Which plants have the highest outlier scores?
plants %>%
dplyr::arrange(-outlier_score) %>%
head(.) %>%
dplyr::select(1:5)
# A tibble: 6 x 5
binomial_name country continent group year_last_seen
<chr> <chr> <chr> <chr> <chr>
1 Myriophyllum axilli~ Madagasc~ Africa Flowering~ 1920-1939
2 Vanvoorstia bennett~ Australia Oceania Algae Before 1900
3 Diplazium laffanian~ Bermuda North Amer~ Ferns and~ 1900-1919
4 Cynorkis marojejyen~ Madagasc~ Africa Flowering~ 1940-1959
5 Musa zaifui China Asia Flowering~ 2000-2020
6 Thelethylax isalens~ Madagasc~ Africa Flowering~ 1900-1919
Which column is the most correlated with outlier-ness?
# Select outlier score, and all threat columns
cor_cols <- c('outlier_score', colnames(plants)[grepl('Threat', colnames(plants))])
plants %>%
dplyr::select_at(cor_cols) %>%
dplyr::rename('Outlier score' = outlier_score) %>%
cor() %>%
as.data.frame() %>%
dplyr::add_rownames() %>%
tidyr::pivot_longer(cols = 2:14,
names_to = 'var_2',
values_to = 'correlation') %>%
ggplot(aes(x = rowname, y = var_2, fill = correlation))+
geom_tile()+
theme(axis.text.x = element_text(angle = 45, vjust = 1, hjust = 1))+
labs(x = '',
y = '')

To visualise a multidimensional dataset, we can first project the data onto the first principal components. They are calculated to maximise the preserved variance. However, isolation forests are a tree-based approach, and so they may detect poitns in a non-linear way that principal components are not easily able to pick up. Still, we’d expect outlier scores to be higher nearer the outside of the ‘data cloud’.

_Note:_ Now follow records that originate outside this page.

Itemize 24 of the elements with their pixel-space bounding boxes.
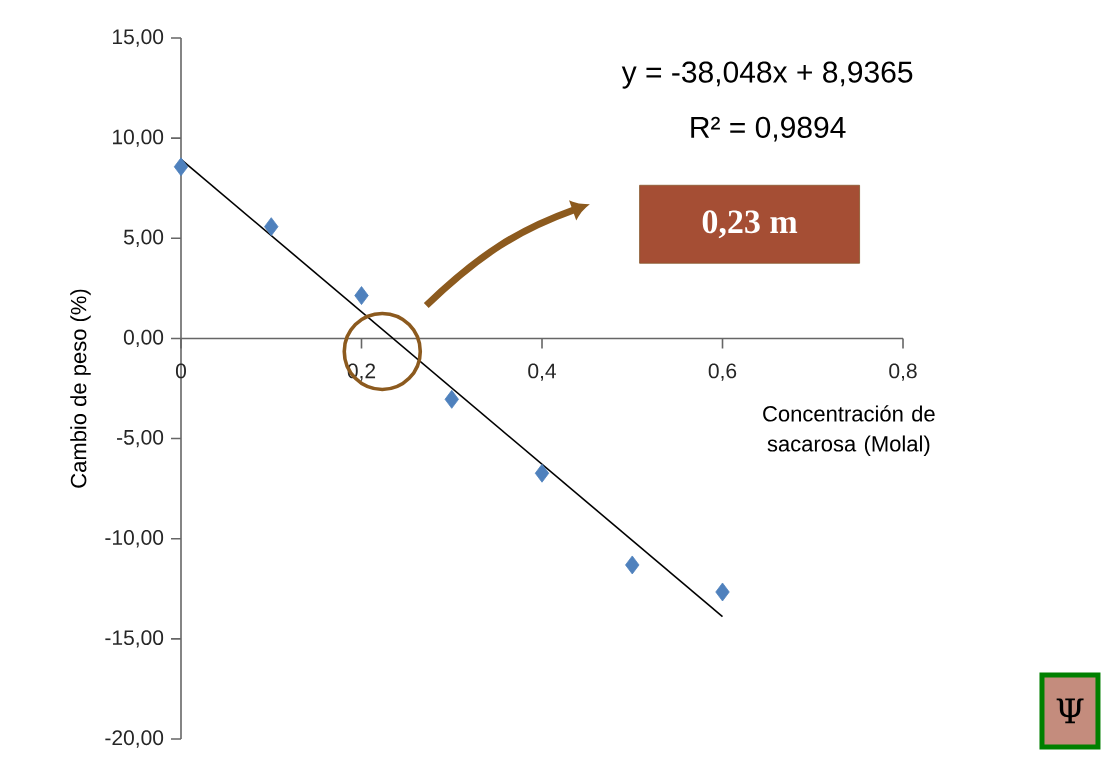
y-tick-label: 0,00 [123,329,164,348]
point [264,217,279,237]
point [444,389,459,409]
x-axis-title: Concentración de sacarosa (Molal) [763,405,935,456]
y-tick-label: 10,00 [113,129,164,147]
point [534,463,550,483]
y-tick-label: -10,00 [105,530,164,548]
x-tick-label: 0,8 [889,363,917,381]
point [625,555,640,575]
y-tick-label: -5,00 [117,429,164,448]
x-tick-label: 0,4 [528,363,556,381]
y-tick-label: -15,00 [105,630,164,648]
x-tick-label: 0,6 [708,363,737,381]
y-axis-title: Cambio de peso (%) [70,289,91,488]
annotation: y = -38,048x + 8,9365 [621,61,913,89]
annotation: 0,23 m [702,210,798,239]
point [173,157,189,177]
y-tick-label: 15,00 [113,29,164,47]
y-tick-label: -20,00 [105,730,164,748]
annotation: R² = 0,9894 [691,116,846,142]
point [715,582,730,602]
point [354,286,369,305]
text: Ψ [1056,698,1084,724]
y-tick-label: 5,00 [123,229,164,247]
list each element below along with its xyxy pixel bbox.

pca_cols <- prcomp(raw_data, scale = TRUE)$x[,1:2]
pca_data <- as.data.frame(cbind(plants, pca_cols))
Now that we have calculate the principal components, we can visualise how the outlier scores are distributed across the two main data axes.

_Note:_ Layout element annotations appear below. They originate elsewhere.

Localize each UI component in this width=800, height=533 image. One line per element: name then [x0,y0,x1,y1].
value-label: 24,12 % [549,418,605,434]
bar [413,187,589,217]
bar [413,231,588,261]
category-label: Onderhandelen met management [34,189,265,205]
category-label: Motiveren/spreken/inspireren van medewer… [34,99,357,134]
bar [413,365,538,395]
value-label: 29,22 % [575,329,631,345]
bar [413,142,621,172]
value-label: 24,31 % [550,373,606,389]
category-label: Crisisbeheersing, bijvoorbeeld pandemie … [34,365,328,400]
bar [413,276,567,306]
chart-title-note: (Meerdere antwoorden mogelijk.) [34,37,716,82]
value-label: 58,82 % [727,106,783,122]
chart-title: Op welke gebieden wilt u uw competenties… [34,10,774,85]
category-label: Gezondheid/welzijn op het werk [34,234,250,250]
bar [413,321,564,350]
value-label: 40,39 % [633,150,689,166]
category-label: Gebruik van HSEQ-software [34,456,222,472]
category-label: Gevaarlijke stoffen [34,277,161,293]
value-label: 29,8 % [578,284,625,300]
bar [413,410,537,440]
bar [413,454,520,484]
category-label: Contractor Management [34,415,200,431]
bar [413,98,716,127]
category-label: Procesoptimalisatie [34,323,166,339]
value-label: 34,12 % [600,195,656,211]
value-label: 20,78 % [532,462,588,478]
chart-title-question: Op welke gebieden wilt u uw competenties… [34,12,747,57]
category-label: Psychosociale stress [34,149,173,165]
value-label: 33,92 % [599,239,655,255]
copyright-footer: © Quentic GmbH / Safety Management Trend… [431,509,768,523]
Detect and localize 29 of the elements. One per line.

ggplot(pca_data, aes(x = PC1, y = PC2, colour = outlier_score))+
geom_point(size = 2, alpha = 0.8)+
theme_minimal()+
labs(colour = 'Outlier score')

Indeed most high-outlier points are near the edge of the two-PC plot. However, there are a few right in the middle of the cloud. Clearly the tree-based approach paid off and found a few interesting points that linear approaches would not have!